Enterprising managers or employees can set up small, informal get-togethers between the people who regularly work together. It could be as simple as meeting for lunch or coffee, or even built around an activity, like bowling or hiking. No matter the event, the goal is for coworkers to develop the kind of rapport with one another that would be difficult to do online. Doing so will then make future remote interactions much more pleasant.
Get a virtual pet for desktop. Many millennials may remember the Tamagotchis that were popular in the late 1990s. These were handheld digital pets that people had to attend to, such as by feeding or playing with them. Why would a toy that gives people more responsibilities be so appealing?
It’s because taking care of something — even if it’s a virtual pet for desktop — improves a person’s sense of connection and well-being. This fact inspired the Metapals team to re-introduce the concept of a virtual pet for the browser-based era, enabling workers to download either a cat, dog or rabbit to care for over the course of their digital workday. Being responsible for a virtual pet on your desktop will improve a person’s well-being, sense of connection, happiness, and in turn, productivity.
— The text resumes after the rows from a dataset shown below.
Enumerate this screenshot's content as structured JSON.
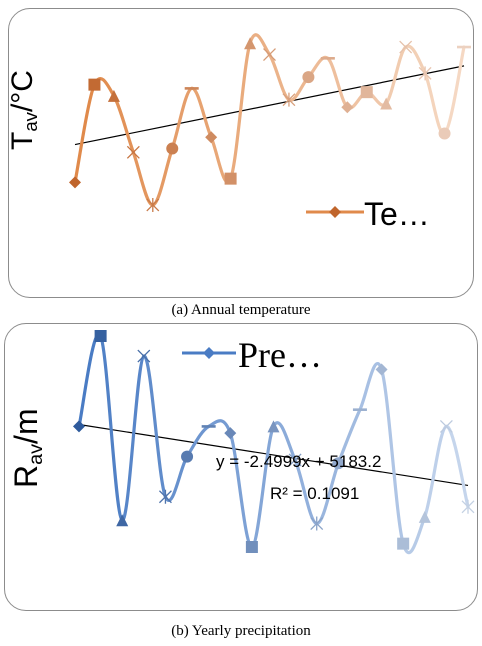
{
  "chart_data": [
    {
      "type": "line",
      "caption": "(a) Annual temperature",
      "ylabel_main": "T",
      "ylabel_sub": "av",
      "ylabel_unit": "/°C",
      "legend": "Te…",
      "trendline": true,
      "series": [
        {
          "name": "Te…",
          "values": [
            1.0,
            3.6,
            3.3,
            1.8,
            0.4,
            1.9,
            3.5,
            2.2,
            1.1,
            4.7,
            4.4,
            3.2,
            3.8,
            4.3,
            3.0,
            3.4,
            3.1,
            4.6,
            3.9,
            2.3,
            4.6
          ]
        }
      ],
      "x": [
        1,
        2,
        3,
        4,
        5,
        6,
        7,
        8,
        9,
        10,
        11,
        12,
        13,
        14,
        15,
        16,
        17,
        18,
        19,
        20,
        21
      ],
      "colors": {
        "series": "#c0652c",
        "line": "#e08a4b",
        "trend": "#000000"
      }
    },
    {
      "type": "line",
      "caption": "(b) Yearly precipitation",
      "ylabel_main": "R",
      "ylabel_sub": "av",
      "ylabel_unit": "/m",
      "legend": "Pre…",
      "trendline": true,
      "trend_equation": "y = -2.4999x + 5183.2",
      "r_squared": "R² = 0.1091",
      "series": [
        {
          "name": "Pre…",
          "values": [
            3.6,
            6.3,
            0.8,
            5.7,
            1.5,
            2.7,
            3.6,
            3.4,
            0.0,
            3.6,
            2.6,
            0.7,
            2.5,
            4.1,
            5.3,
            0.1,
            0.9,
            3.6,
            1.2
          ]
        }
      ],
      "x": [
        1,
        2,
        3,
        4,
        5,
        6,
        7,
        8,
        9,
        10,
        11,
        12,
        13,
        14,
        15,
        16,
        17,
        18,
        19
      ],
      "colors": {
        "series": "#2e5a9c",
        "line": "#4a7cc4",
        "trend": "#000000"
      }
    }
  ]
}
In the end, workplace disconnection and loneliness is a serious problem for remote and hybrid organizations. There is no silver bullet for this issue — it will take a variety of strategies to dispel these feelings. It’s also about testing out different activities and seeing what works for each person. For example, you may prefer going out for coffee with a coworker in the morning and taking for a walk when prompted by an alarm later in the afternoon; your buddy Joe, on the other hand, may prefer indoors-y hobbies like watering his plants, or tending to his virtual pet on his desktop when feeding or playing time comes. No matter the options, what’s most important is understanding your mental state and when to disconnect or reconnect for your wellbeing.